Whether we laugh at it or throw up, the phrase, of course, is all about material possessions, accumulation of wealth — and maybe even a little greed. I’d like address the topic seriously, and talk about why thinking this way — even tongue in cheek — is so wrong.
First, it implies that the only kind of wealth that’s truly valuable is material wealth. It’s long been shown that material wealth — while it certainly can make life easier — doesn’t contribute to overall happiness. In fact, many who achieve material wealth find themselves just wanting more — more money, more toys. Even billionaires tend to be unhappy as their objective often is to continually build their cache of money and possessions.
Another way people try to find happiness is through other people: Looking to the lives of celebrities or sports heroes, living vicariously through others, constantly checking Instagram, Facebook or Twitter to find out what our favorite celebrities are up to. It gives us a sense of belonging and connection, and is a way of living on ‘borrowed light.’ But unfortunately, it doesn’t really have anything at all to do with their own lives. And it often makes us miserable by comparison.

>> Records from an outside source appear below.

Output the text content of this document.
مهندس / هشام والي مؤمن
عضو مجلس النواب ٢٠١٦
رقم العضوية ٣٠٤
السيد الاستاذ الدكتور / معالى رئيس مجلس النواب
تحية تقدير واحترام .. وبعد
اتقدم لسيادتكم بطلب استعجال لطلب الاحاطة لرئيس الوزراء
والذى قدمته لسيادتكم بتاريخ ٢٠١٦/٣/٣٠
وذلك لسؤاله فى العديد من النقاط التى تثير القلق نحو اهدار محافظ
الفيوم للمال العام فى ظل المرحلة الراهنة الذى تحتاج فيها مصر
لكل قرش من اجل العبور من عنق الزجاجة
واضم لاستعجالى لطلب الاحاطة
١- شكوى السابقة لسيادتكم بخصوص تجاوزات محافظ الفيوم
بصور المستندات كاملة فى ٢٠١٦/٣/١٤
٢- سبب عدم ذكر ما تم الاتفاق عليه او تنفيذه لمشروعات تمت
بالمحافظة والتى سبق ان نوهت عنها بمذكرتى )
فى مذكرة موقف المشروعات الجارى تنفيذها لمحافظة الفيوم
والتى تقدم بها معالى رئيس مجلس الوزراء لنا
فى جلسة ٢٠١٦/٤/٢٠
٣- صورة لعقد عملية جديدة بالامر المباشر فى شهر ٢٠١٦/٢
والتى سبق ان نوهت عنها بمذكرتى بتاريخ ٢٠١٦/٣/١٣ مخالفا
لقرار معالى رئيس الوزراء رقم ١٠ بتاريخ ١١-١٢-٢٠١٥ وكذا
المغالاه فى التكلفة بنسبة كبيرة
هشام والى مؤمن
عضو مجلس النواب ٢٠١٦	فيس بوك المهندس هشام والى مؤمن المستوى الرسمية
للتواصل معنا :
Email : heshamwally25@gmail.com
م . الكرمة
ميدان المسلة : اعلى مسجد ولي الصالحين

Still others live through ‘thought worshipping,’ by connecting their own happiness to the latest self-help leaders and causing them to wonder why the world isn’t making them happy. It’s a way of abdicating responsibility for one’s own life and leads to constant looking outside of ourselves for feelings of happiness or joy.
That’s the real question.
Achieving happiness is actually pretty simple. Happiness comes from within, through building what I like to call ‘authentic wealth.’
Building authentic wealth means focusing on three key dimensions of your life: foundational wealth, intellectual wealth and (lastly) financial wealth. Foundational wealth is all about the people in your life — your family, friends and even business colleagues. These relationships are what sustain us through the good times and the bad, and they require attention and effort.

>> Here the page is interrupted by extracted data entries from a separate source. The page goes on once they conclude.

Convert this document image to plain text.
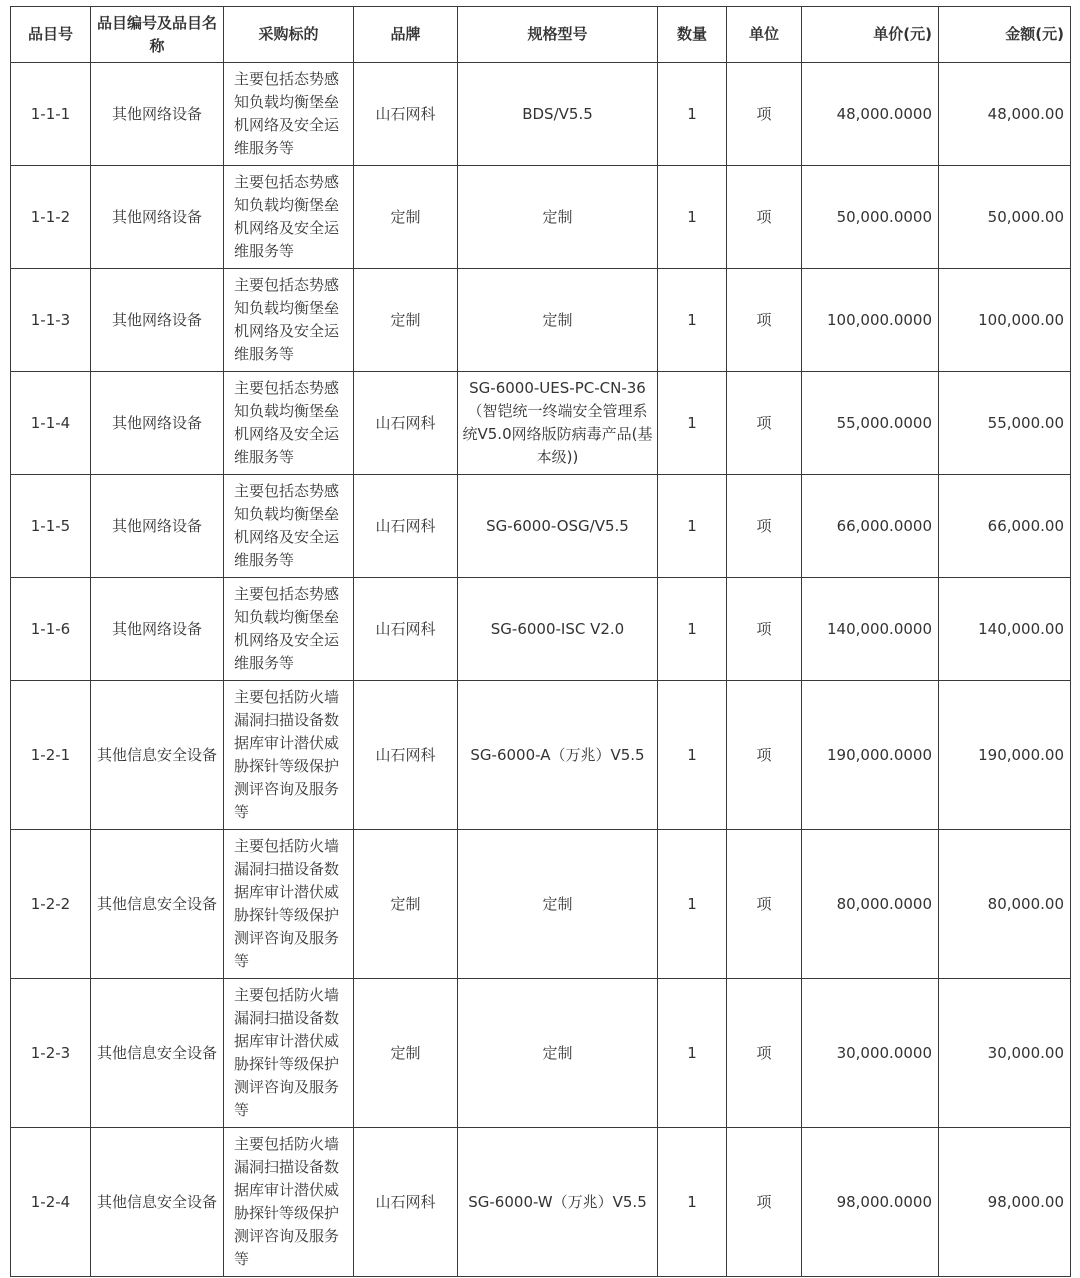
品目号	品目编号及品目名称	采购标的	品牌	规格型号	数量	单位	单价(元)	金额(元)
1-1-1	其他网络设备	主要包括态势感知负载均衡堡垒机网络及安全运维服务等	山石网科	BDS/V5.5	1	项	48,000.0000	48,000.00
1-1-2	其他网络设备	主要包括态势感知负载均衡堡垒机网络及安全运维服务等	定制	定制	1	项	50,000.0000	50,000.00
1-1-3	其他网络设备	主要包括态势感知负载均衡堡垒机网络及安全运维服务等	定制	定制	1	项	100,000.0000	100,000.00
1-1-4	其他网络设备	主要包括态势感知负载均衡堡垒机网络及安全运维服务等	山石网科	SG-6000-UES-PC-CN-36（智铠统一终端安全管理系统V5.0网络版防病毒产品(基本级))	1	项	55,000.0000	55,000.00
1-1-5	其他网络设备	主要包括态势感知负载均衡堡垒机网络及安全运维服务等	山石网科	SG-6000-OSG/V5.5	1	项	66,000.0000	66,000.00
1-1-6	其他网络设备	主要包括态势感知负载均衡堡垒机网络及安全运维服务等	山石网科	SG-6000-ISC V2.0	1	项	140,000.0000	140,000.00
1-2-1	其他信息安全设备	主要包括防火墙漏洞扫描设备数据库审计潜伏威胁探针等级保护测评咨询及服务等	山石网科	SG-6000-A（万兆）V5.5	1	项	190,000.0000	190,000.00
1-2-2	其他信息安全设备	主要包括防火墙漏洞扫描设备数据库审计潜伏威胁探针等级保护测评咨询及服务等	定制	定制	1	项	80,000.0000	80,000.00
1-2-3	其他信息安全设备	主要包括防火墙漏洞扫描设备数据库审计潜伏威胁探针等级保护测评咨询及服务等	定制	定制	1	项	30,000.0000	30,000.00
1-2-4	其他信息安全设备	主要包括防火墙漏洞扫描设备数据库审计潜伏威胁探针等级保护测评咨询及服务等	山石网科	SG-6000-W（万兆）V5.5	1	项	98,000.0000	98,000.00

Intellectual wealth is all about wisdom and learning. People who are always in a position to learn more, to add to their base of knowledge, and to translate that knowledge into wisdom that can be shared with others have a leg up on achieving happiness in life.

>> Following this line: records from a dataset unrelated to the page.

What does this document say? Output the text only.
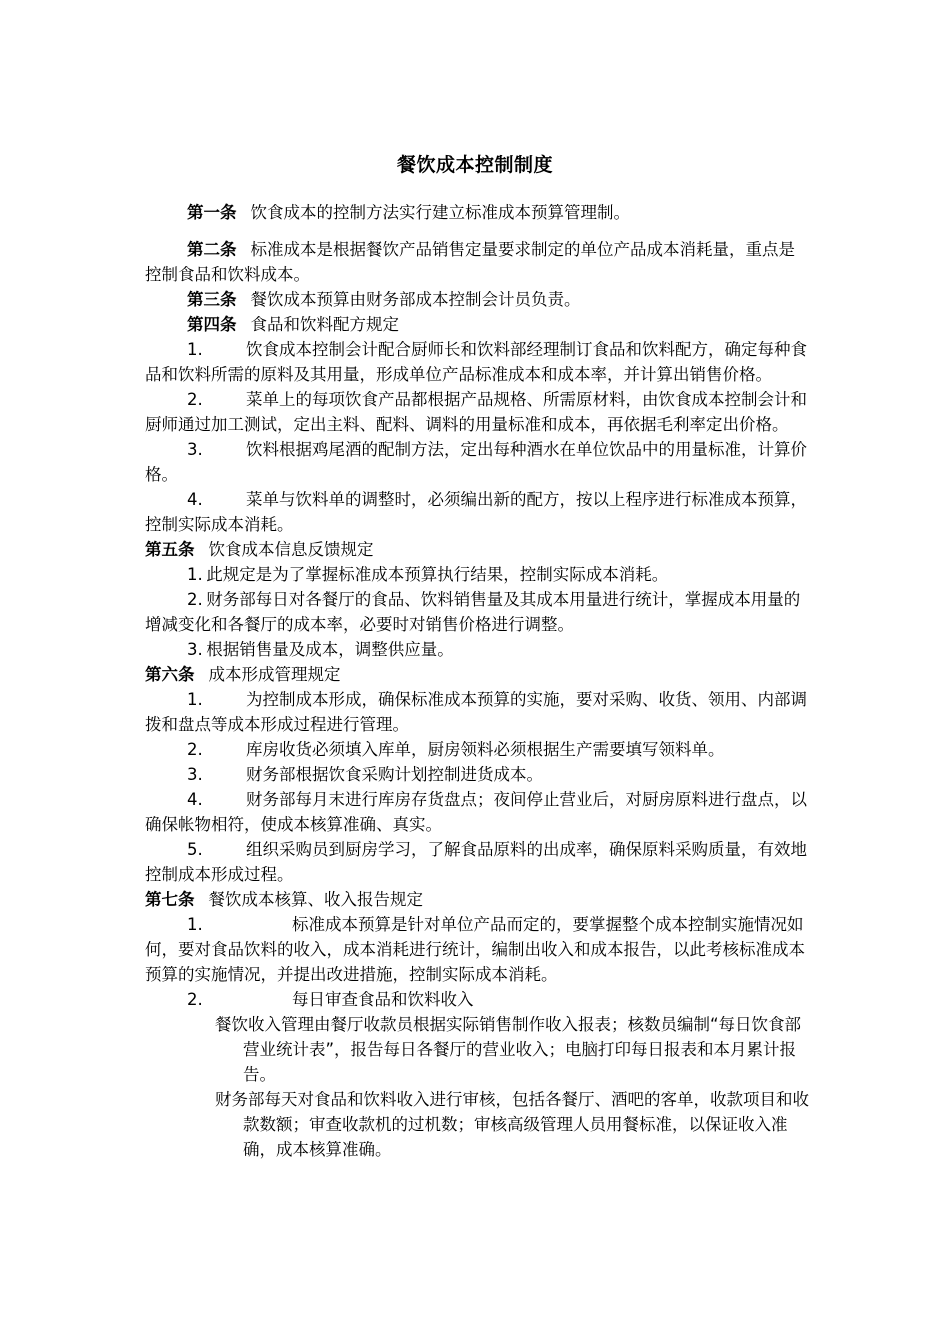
餐饮成本控制制度

第一条 饮食成本的控制方法实行建立标准成本预算管理制。

第二条 标准成本是根据餐饮产品销售定量要求制定的单位产品成本消耗量，重点是控制食品和饮料成本。

第三条 餐饮成本预算由财务部成本控制会计员负责。

第四条 食品和饮料配方规定

1.	饮食成本控制会计配合厨师长和饮料部经理制订食品和饮料配方，确定每种食品和饮料所需的原料及其用量，形成单位产品标准成本和成本率，并计算出销售价格。

2.	菜单上的每项饮食产品都根据产品规格、所需原材料，由饮食成本控制会计和厨师通过加工测试，定出主料、配料、调料的用量标准和成本，再依据毛利率定出价格。

3.	饮料根据鸡尾酒的配制方法，定出每种酒水在单位饮品中的用量标准，计算价格。

4.	菜单与饮料单的调整时，必须编出新的配方，按以上程序进行标准成本预算，控制实际成本消耗。

第五条 饮食成本信息反馈规定

1. 此规定是为了掌握标准成本预算执行结果，控制实际成本消耗。

2. 财务部每日对各餐厅的食品、饮料销售量及其成本用量进行统计，掌握成本用量的增减变化和各餐厅的成本率，必要时对销售价格进行调整。

3. 根据销售量及成本，调整供应量。

第六条 成本形成管理规定

1.	为控制成本形成，确保标准成本预算的实施，要对采购、收货、领用、内部调拨和盘点等成本形成过程进行管理。

2.	库房收货必须填入库单，厨房领料必须根据生产需要填写领料单。

3.	财务部根据饮食采购计划控制进货成本。

4.	财务部每月末进行库房存货盘点；夜间停止营业后，对厨房原料进行盘点，以确保帐物相符，使成本核算准确、真实。

5.	组织采购员到厨房学习，了解食品原料的出成率，确保原料采购质量，有效地控制成本形成过程。

第七条 餐饮成本核算、收入报告规定

1.	标准成本预算是针对单位产品而定的，要掌握整个成本控制实施情况如何，要对食品饮料的收入，成本消耗进行统计，编制出收入和成本报告，以此考核标准成本预算的实施情况，并提出改进措施，控制实际成本消耗。

2.	每日审查食品和饮料收入

餐饮收入管理由餐厅收款员根据实际销售制作收入报表；核数员编制“每日饮食部营业统计表”，报告每日各餐厅的营业收入；电脑打印每日报表和本月累计报告。

财务部每天对食品和饮料收入进行审核，包括各餐厅、酒吧的客单，收款项目和收款数额；审查收款机的过机数；审核高级管理人员用餐标准，以保证收入准确，成本核算准确。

And, finally, financial wealth. It’s not just about collecting money and possessions. It’s about creating a plan that creates generational wealth, to provide for the future. That doesn’t mean making a big pile of cash to just pass on to your children — it’s important to use your intellectual wealth to teach important lessons that you’ve learned to those who will follow you. Otherwise, you’re potentially enabling an entitlement mentality, which will not help future generations lead their lives in an abundance mentality, focused on authentic wealth.
These three elements, then, are the true foundation of a balanced life of abundance, which leads to the experience of happiness and joy. And remember, if we don’t capture and leave behind ‘how to fish’ knowledge to our children and grandchildren, we’re just throwing fish in their laps.
Think of it like this: When you throw a rock into a quiet body of water, the ripple starts small but eventually expands to an ever-widening circle. You can apply this metaphor to your own life — your ability and willingness to focus on living your life based on the concept of authentic wealth will send out long-lasting effects to your entire circle of loved ones.